NO, YOU DIDN’T JUST SAY THAT

I was peacefully minding my own business having a meltdown when Marty walked in and said, “You know, you really need to be on some type of medication.”  He is so lucky I didn’t kick him in the nutsack. I couldn’t make my way through all the used tissues I had in my lap.   After all that work I did getting off my Effexor – he walks in, and just drops that.  The sad thing is that he’s right.  (I’d rather be eating glass right now than proclaiming he is right.)

The meltdowns I’m having are over things I used to get really, really ticked off at.  It’s sort of like being pregnant again, when I’d cry when someone would win on The Price is Right.  Now these things that make me cry just hurt my feelings, and make me REALLY sad.  Just can’t seem to get a grip.  So how about somebody else take the reigns for a bit so I don’t need to always have a grip?

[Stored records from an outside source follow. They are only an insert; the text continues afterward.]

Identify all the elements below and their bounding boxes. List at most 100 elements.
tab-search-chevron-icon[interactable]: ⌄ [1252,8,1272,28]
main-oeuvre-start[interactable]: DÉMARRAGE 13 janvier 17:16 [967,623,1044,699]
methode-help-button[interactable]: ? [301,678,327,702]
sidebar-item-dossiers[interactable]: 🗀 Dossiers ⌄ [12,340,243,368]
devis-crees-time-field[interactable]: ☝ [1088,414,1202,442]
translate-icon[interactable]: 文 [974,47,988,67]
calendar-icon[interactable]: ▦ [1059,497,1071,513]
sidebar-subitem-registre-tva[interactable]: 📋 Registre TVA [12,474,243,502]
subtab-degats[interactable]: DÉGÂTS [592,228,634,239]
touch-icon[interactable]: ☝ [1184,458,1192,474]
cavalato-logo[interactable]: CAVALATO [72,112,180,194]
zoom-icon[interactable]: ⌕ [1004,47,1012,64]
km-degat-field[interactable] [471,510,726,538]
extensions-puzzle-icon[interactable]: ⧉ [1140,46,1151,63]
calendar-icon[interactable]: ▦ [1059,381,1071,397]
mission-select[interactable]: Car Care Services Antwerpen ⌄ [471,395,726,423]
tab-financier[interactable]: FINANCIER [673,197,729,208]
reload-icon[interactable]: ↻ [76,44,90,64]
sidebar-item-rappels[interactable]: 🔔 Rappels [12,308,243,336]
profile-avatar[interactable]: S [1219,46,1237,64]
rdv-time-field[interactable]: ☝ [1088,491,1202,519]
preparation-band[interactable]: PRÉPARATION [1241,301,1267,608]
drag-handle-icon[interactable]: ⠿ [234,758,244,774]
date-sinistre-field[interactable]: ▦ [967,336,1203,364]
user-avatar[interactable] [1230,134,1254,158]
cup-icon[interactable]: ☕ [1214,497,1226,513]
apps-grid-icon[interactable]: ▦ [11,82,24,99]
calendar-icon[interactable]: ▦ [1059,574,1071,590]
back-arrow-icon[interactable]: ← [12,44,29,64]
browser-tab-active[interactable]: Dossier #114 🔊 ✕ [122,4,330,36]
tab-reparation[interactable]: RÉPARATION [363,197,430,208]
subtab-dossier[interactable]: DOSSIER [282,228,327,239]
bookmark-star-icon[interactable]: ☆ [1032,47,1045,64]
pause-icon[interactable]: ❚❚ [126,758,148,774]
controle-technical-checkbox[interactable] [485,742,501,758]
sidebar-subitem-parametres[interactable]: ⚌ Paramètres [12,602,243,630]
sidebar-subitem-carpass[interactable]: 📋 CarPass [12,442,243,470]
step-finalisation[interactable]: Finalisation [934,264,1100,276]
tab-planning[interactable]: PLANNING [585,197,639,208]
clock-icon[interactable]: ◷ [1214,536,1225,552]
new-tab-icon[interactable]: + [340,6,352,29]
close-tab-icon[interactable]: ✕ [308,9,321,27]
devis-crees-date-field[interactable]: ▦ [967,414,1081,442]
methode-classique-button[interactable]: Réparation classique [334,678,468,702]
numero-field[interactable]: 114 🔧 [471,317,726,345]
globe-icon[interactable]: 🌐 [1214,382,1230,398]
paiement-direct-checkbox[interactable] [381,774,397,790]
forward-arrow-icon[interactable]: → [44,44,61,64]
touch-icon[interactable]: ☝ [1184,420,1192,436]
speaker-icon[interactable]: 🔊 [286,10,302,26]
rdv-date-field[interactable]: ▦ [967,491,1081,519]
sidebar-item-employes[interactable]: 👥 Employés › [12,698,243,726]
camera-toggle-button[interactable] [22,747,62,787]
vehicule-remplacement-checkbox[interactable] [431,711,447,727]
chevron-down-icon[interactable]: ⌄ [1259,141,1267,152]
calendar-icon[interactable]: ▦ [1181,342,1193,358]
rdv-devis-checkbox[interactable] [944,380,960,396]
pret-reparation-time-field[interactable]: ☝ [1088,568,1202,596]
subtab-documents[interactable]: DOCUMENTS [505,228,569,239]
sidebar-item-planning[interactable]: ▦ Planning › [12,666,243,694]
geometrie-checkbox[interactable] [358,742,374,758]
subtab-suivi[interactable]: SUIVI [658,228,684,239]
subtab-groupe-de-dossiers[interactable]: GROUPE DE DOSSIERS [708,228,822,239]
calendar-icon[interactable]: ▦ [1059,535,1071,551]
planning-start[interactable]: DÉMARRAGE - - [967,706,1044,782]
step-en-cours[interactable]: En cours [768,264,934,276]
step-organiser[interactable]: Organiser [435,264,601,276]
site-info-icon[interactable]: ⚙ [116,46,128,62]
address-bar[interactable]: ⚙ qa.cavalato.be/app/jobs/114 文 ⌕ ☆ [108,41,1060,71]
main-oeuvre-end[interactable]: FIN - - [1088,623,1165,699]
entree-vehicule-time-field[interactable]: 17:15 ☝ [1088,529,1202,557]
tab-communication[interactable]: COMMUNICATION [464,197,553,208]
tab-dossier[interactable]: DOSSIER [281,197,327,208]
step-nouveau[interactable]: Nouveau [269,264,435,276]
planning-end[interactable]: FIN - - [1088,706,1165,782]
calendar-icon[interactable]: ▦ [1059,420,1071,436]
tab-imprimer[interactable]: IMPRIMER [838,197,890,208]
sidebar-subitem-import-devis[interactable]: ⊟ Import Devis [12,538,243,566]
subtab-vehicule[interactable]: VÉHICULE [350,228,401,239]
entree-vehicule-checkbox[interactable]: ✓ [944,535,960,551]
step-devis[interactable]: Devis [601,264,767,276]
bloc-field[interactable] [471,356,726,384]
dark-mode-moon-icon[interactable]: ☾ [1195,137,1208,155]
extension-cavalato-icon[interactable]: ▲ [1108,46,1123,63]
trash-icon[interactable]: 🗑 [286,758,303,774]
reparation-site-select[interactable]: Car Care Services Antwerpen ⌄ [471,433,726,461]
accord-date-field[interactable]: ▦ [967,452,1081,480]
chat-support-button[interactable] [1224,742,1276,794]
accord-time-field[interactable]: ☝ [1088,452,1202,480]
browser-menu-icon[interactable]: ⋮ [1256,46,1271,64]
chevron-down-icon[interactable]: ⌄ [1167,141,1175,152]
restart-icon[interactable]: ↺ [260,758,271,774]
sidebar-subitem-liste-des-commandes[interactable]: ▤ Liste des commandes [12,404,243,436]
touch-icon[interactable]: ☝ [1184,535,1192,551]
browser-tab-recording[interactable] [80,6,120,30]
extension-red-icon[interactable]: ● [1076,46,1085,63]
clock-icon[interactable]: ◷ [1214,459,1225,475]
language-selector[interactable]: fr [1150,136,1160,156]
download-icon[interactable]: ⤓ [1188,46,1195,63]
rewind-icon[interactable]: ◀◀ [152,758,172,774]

My knuckles are white and raw from 30 years of gripping.   As my therapist from a long time ago said, “keep your cape at home, or at least take it off now and then.”  Viper also repeated this to me yesterday.

I asked Lawyerboy a question via text yesterday, and he replied back, “MYOB”.  I age appropriately replied back to him, “screw you”.

Love,

damaged goods

RAGING…….NOT MAD FOR ONCE

Today is not a good day.  It’s a sad day, I’m sorry to admit this to you girlfriends who bought me the HAPPY Tiffany charm.  Do you think its charm has rubbed off completely already?

It’s one of those days that you could cry at any moment, but you hold it together.  That is until you’re standing in the Atlanta airport, alone, and the girl behind the counter looks at me a little funny, gives me my decaf, and then says, “How’s your day going, ma’am?”

I uncontrollably frowned, an embarrassing tear squirted out,  and I haltingly squeaked out, “Not very well.”  She looked so sympathetic, I thought if the counter wasn’t between us, she would have come over and hugged me.  But after giving me my change, she put her hand on mine and said, “It’ll get better, ma’am.”

Which only made me cry harder the whole way back to my gate.

I don’t care how many people “suggest” I go on HRT, I’m riding the wave, and they’re riding it with me.

Cheers,
Sarah

P.S.  Just went to the Ladies’ Room.  Maybe she looked at me funny cuz my lipstick was on my teeth.  So there, I made this blog funny after all.